THOUGHT OF THE DAY: The Impact Of The Iranian Election
The Washington Post's Ezra Klein:
"There are a couple things to say about [the situation in Iran], all of them depressing. First, those of us who have long argued for the fundamental rationality of the Iranian regime have seen our case fundamentally weakened. A rational regime might have stolen the election. But they would not have stolen it like this, where there is no doubt of the theft. This is like robbers leaving muddy footprints and a home address. Tehran's evident vote-tampering is tempting both domestic revolution and international isolation. That they appear to fear neither says something very unsettling about the mental state of the regime.
The second is that it is likely to disrupt what was, to my mind, a very positive trend in the United States: the long-overdue effort to pressure Israel on the settlements. Among America's points of leverage was that Israel desperately needed our help to handle Iran. Among the trends freeing our hand was the apparent quieting of Iran's drumbeat of provocations. Now that Iran appears to be more of an independent problem and less likely to fall into a period of relative quiet, it's hard to imagine either Israel or America spending too much time worrying about their relationship with each other.
The third is that energy prices tend to dislike turmoil in the Middle East.
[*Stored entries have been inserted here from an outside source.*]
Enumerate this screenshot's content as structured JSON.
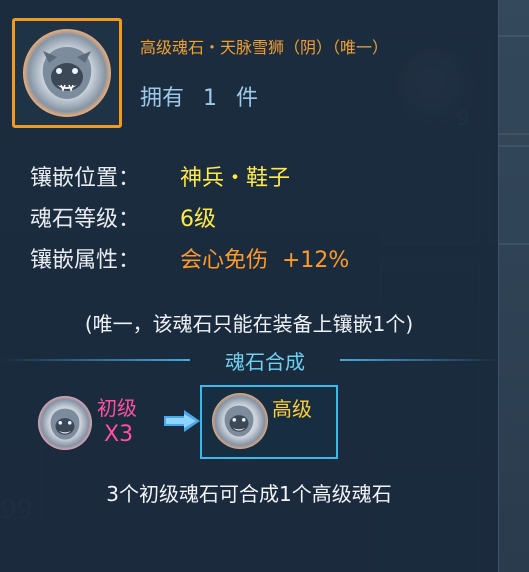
{
  "item": {
    "title": "高级魂石・天脉雪狮（阴）（唯一）",
    "own_prefix": "拥有",
    "own_count": "1",
    "own_unit": "件",
    "icon": "snow-lion-soul-stone-icon"
  },
  "attributes": [
    {
      "label": "镶嵌位置：",
      "value": "神兵・鞋子",
      "color": "#ffe94a"
    },
    {
      "label": "魂石等级：",
      "value": "6级",
      "color": "#ffe94a"
    },
    {
      "label": "镶嵌属性：",
      "value": "会心免伤  +12%",
      "color": "#ff9a2a"
    }
  ],
  "note": "(唯一，该魂石只能在装备上镶嵌1个)",
  "synthesis": {
    "title": "魂石合成",
    "source_level": "初级",
    "source_count": "X3",
    "result_level": "高级",
    "summary": "3个初级魂石可合成1个高级魂石"
  },
  "background": {
    "inventory_count": "9",
    "left_count": "99"
  },
  "colors": {
    "title_orange": "#f0a032",
    "value_yellow": "#ffe94a",
    "value_orange": "#ff9a2a",
    "section_cyan": "#6fd0f0",
    "low_pink": "#ff4fa0",
    "high_gold": "#ffcc33",
    "frame_orange": "#f29a1c"
  }
}
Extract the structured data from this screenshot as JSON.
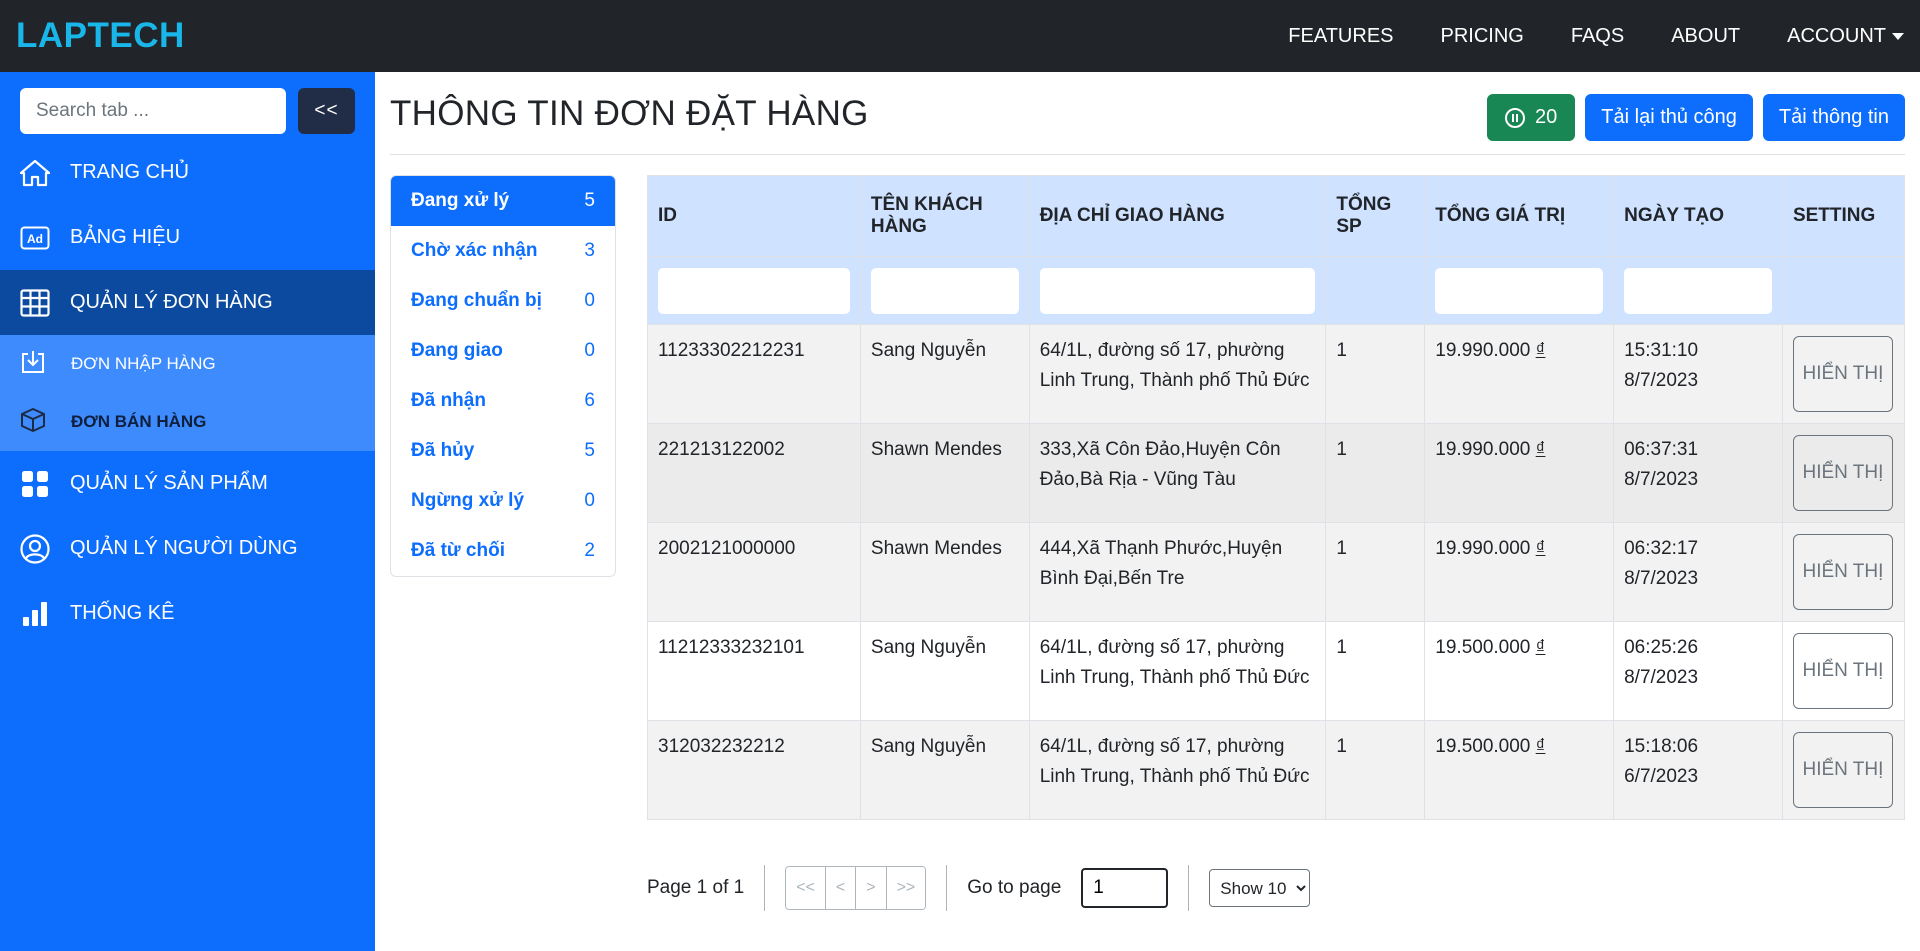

The economist James Hamilton has previously argued that rocketing oil prices were the key driver behind the recession of 2008 and 2009. Conversely, some of the recent pick-up in the economy is presumably related to the fact that energy costs had fallen pretty sharply (due, in part, to the slackening demand brought about by the recession). In recent weeks, however, oil had been trending back upward, and if things devolve in Tehran, we can expect it to spike. And a spike in oil prices is exactly the sort of things that could choke off an emergent recovery."
LEST WE FORGET: Academic Humor
From Overheard in the Office:
Art teacher, looking at another eating Pringles: Pringles are the perfect chip, based on the texture, shape, and lines. They fit perfectly in your mouth.
History teacher: I don't know. If you asked me, I'd just prefer a Lay.